Три дня Элси не возвращалась в школу. Большую часть времени она проводила среди лесов и скал. Сезон теперь начинал убывать, и лес начинал облачаться в свое осеннее великолепие. Мечтательная дымка начинала смягчать пейзаж, и самые восхитительные дни года придавали свою привлекательность пейзажу Горы.
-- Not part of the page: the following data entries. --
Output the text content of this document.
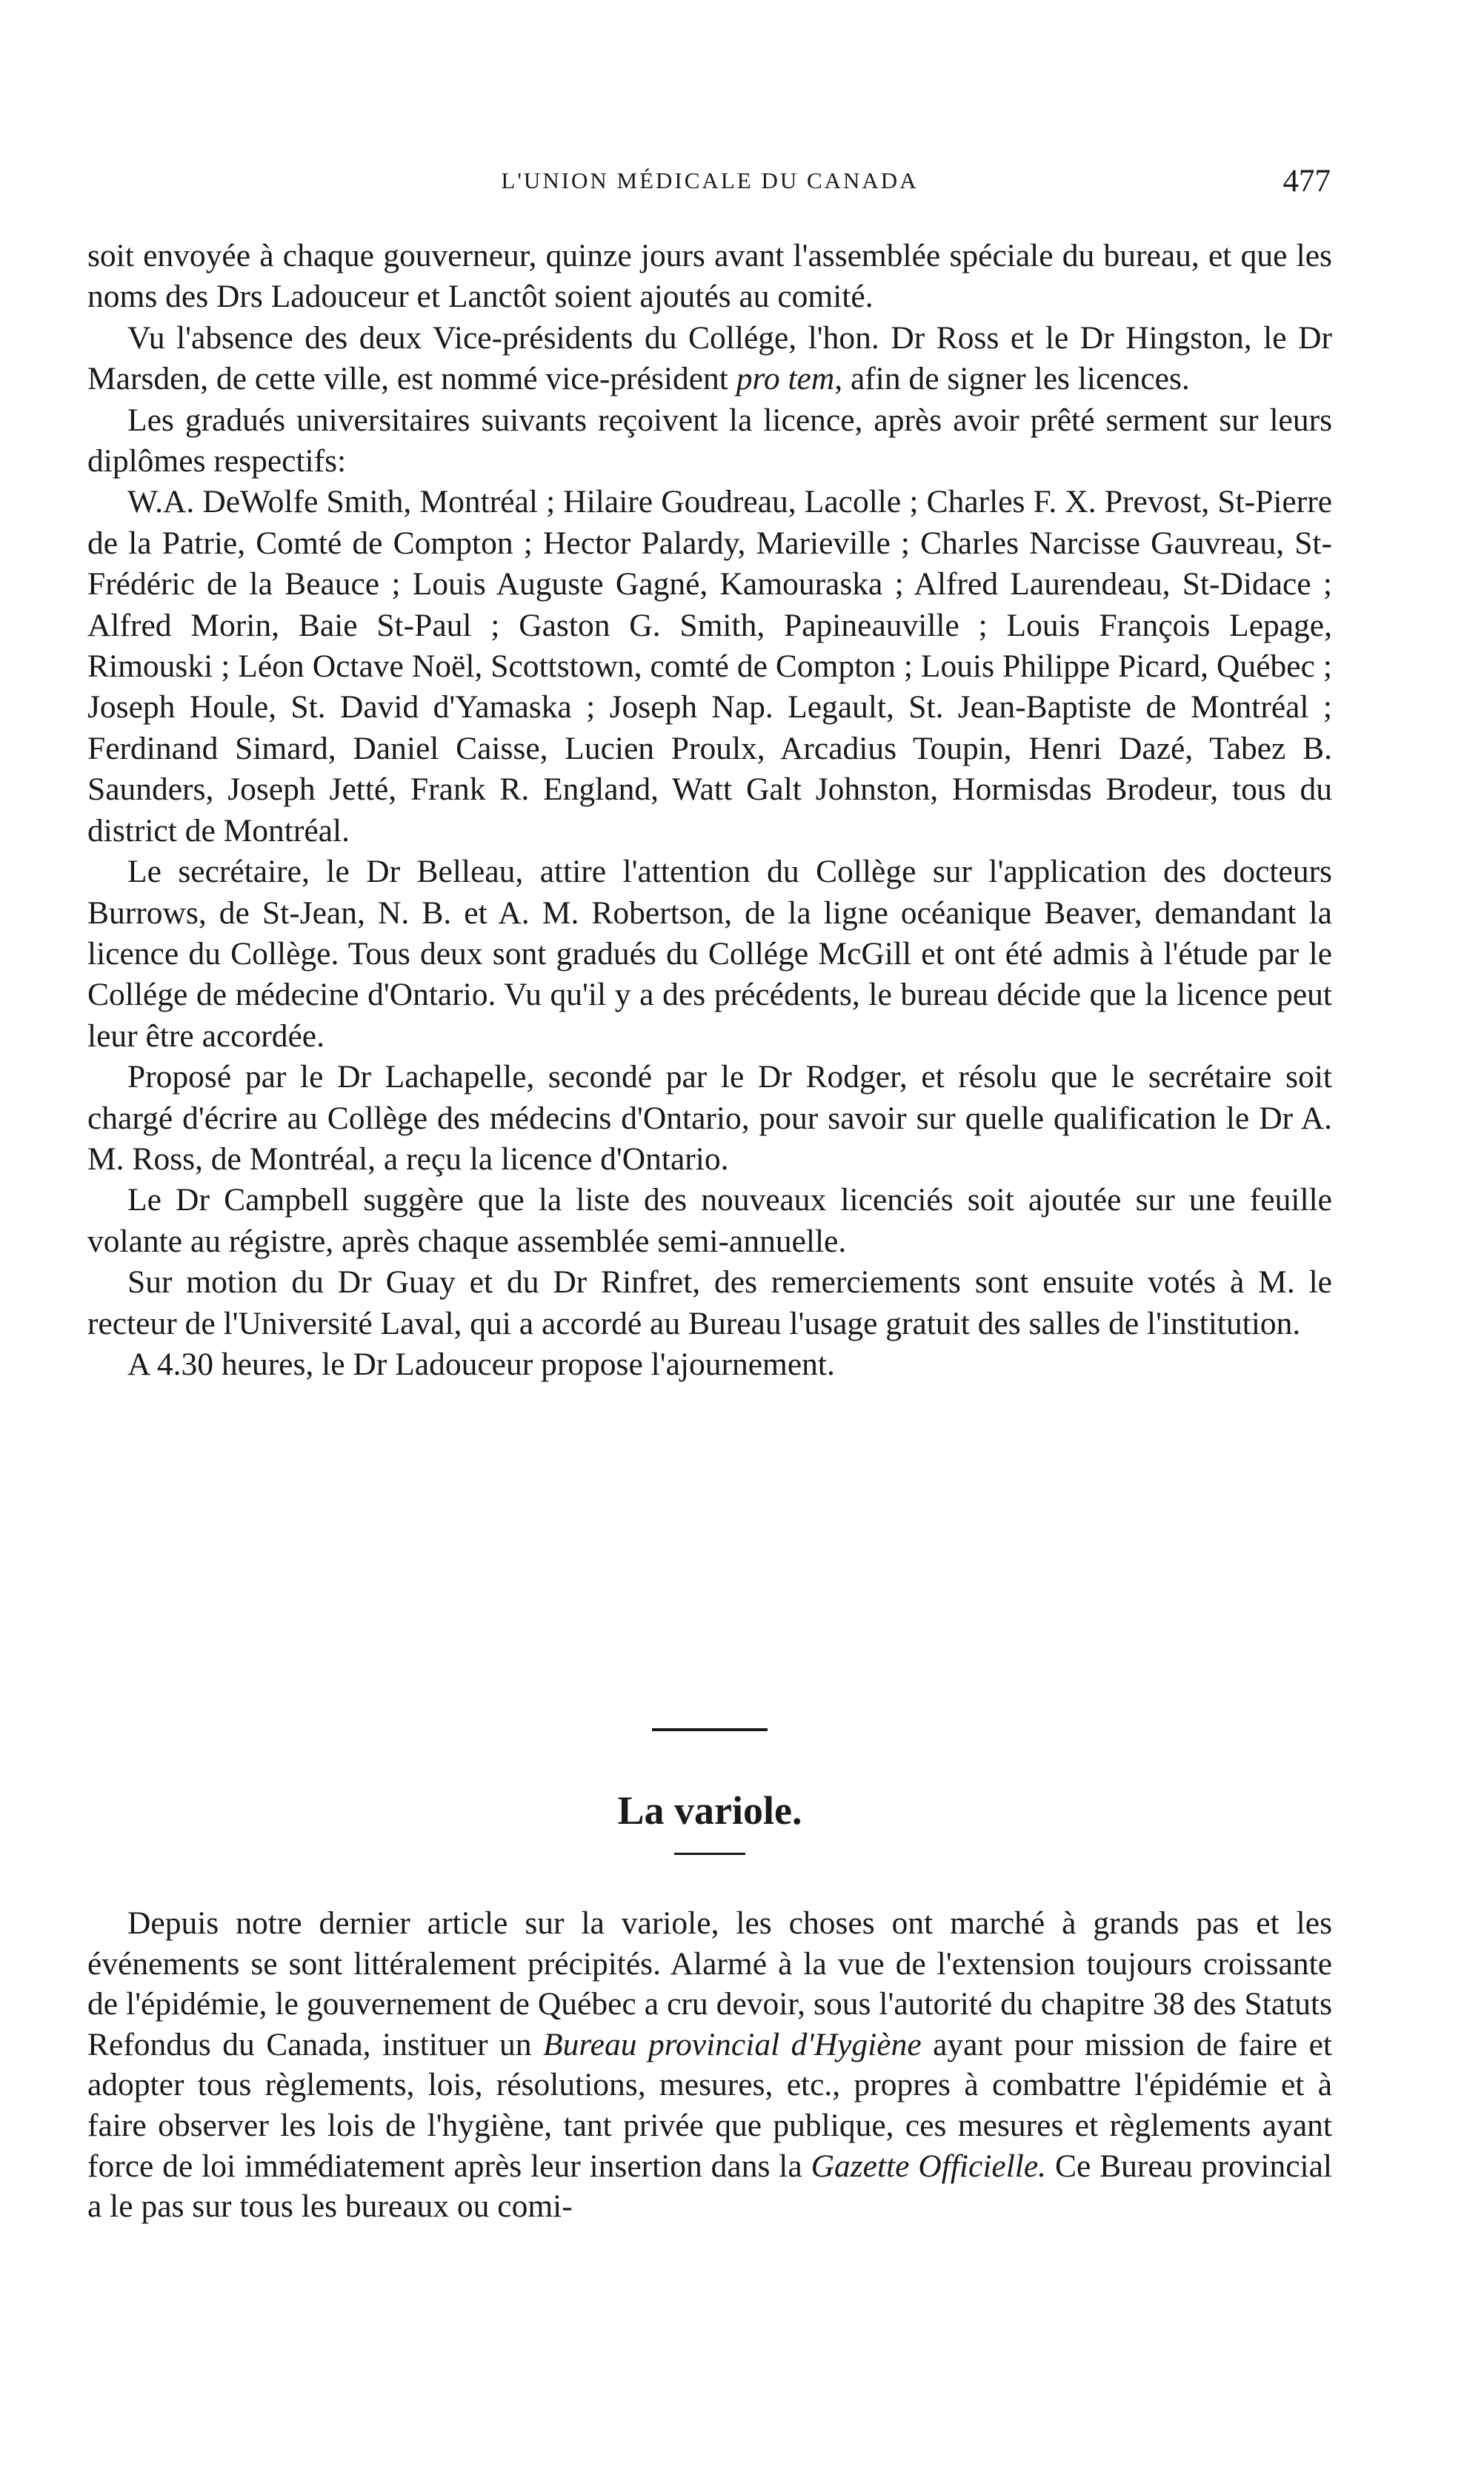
L'UNION MÉDICALE DU CANADA	477

soit envoyée à chaque gouverneur, quinze jours avant l'assemblée spéciale du bureau, et que les noms des Drs Ladouceur et Lanctôt soient ajoutés au comité.

Vu l'absence des deux Vice-présidents du Collége, l'hon. Dr Ross et le Dr Hingston, le Dr Marsden, de cette ville, est nommé vice-président pro tem, afin de signer les licences.

Les gradués universitaires suivants reçoivent la licence, après avoir prêté serment sur leurs diplômes respectifs:

W.A. DeWolfe Smith, Montréal ; Hilaire Goudreau, Lacolle ; Charles F. X. Prevost, St-Pierre de la Patrie, Comté de Compton ; Hector Palardy, Marieville ; Charles Narcisse Gauvreau, St-Frédéric de la Beauce ; Louis Auguste Gagné, Kamouraska ; Alfred Laurendeau, St-Didace ; Alfred Morin, Baie St-Paul ; Gaston G. Smith, Papineauville ; Louis François Lepage, Rimouski ; Léon Octave Noël, Scottstown, comté de Compton ; Louis Philippe Picard, Québec ; Joseph Houle, St. David d'Yamaska ; Joseph Nap. Legault, St. Jean-Baptiste de Montréal ; Ferdinand Simard, Daniel Caisse, Lucien Proulx, Arcadius Toupin, Henri Dazé, Tabez B. Saunders, Joseph Jetté, Frank R. England, Watt Galt Johnston, Hormisdas Brodeur, tous du district de Montréal.

Le secrétaire, le Dr Belleau, attire l'attention du Collège sur l'application des docteurs Burrows, de St-Jean, N. B. et A. M. Robertson, de la ligne océanique Beaver, demandant la licence du Collège. Tous deux sont gradués du Collége McGill et ont été admis à l'étude par le Collége de médecine d'Ontario. Vu qu'il y a des précédents, le bureau décide que la licence peut leur être accordée.

Proposé par le Dr Lachapelle, secondé par le Dr Rodger, et résolu que le secrétaire soit chargé d'écrire au Collège des médecins d'Ontario, pour savoir sur quelle qualification le Dr A. M. Ross, de Montréal, a reçu la licence d'Ontario.

Le Dr Campbell suggère que la liste des nouveaux licenciés soit ajoutée sur une feuille volante au régistre, après chaque assemblée semi-annuelle.

Sur motion du Dr Guay et du Dr Rinfret, des remerciements sont ensuite votés à M. le recteur de l'Université Laval, qui a accordé au Bureau l'usage gratuit des salles de l'institution.

A 4.30 heures, le Dr Ladouceur propose l'ajournement.

La variole.

Depuis notre dernier article sur la variole, les choses ont marché à grands pas et les événements se sont littéralement précipités. Alarmé à la vue de l'extension toujours croissante de l'épidémie, le gouvernement de Québec a cru devoir, sous l'autorité du chapitre 38 des Statuts Refondus du Canada, instituer un Bureau provincial d'Hygiène ayant pour mission de faire et adopter tous règlements, lois, résolutions, mesures, etc., propres à combattre l'épidémie et à faire observer les lois de l'hygiène, tant privée que publique, ces mesures et règlements ayant force de loi immédiatement après leur insertion dans la Gazette Officielle. Ce Bureau provincial a le pas sur tous les bureaux ou comi-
Было не очень странно, что Элси задерживалась в своих старых местах, из которых смена сезона вскоре должна была ее выгнать. Но старая Софи ясно видела, что происходит какой-то внутренний конфликт, и очень хорошо знала, что он должен идти своим путем и разрешиться так, как сможет. Насколько могли сказать взгляды, Элси сказала ей. Она, конечно, сказала словами, что не может любить. Что-то искажало и препятствовало эмоции, которая, несомненно, была бы любовью у другого, но в том, что такая эмоция боролась в ней против всех злых влияний, которые мешали ей, у старухи была полная уверенность в собственном уме.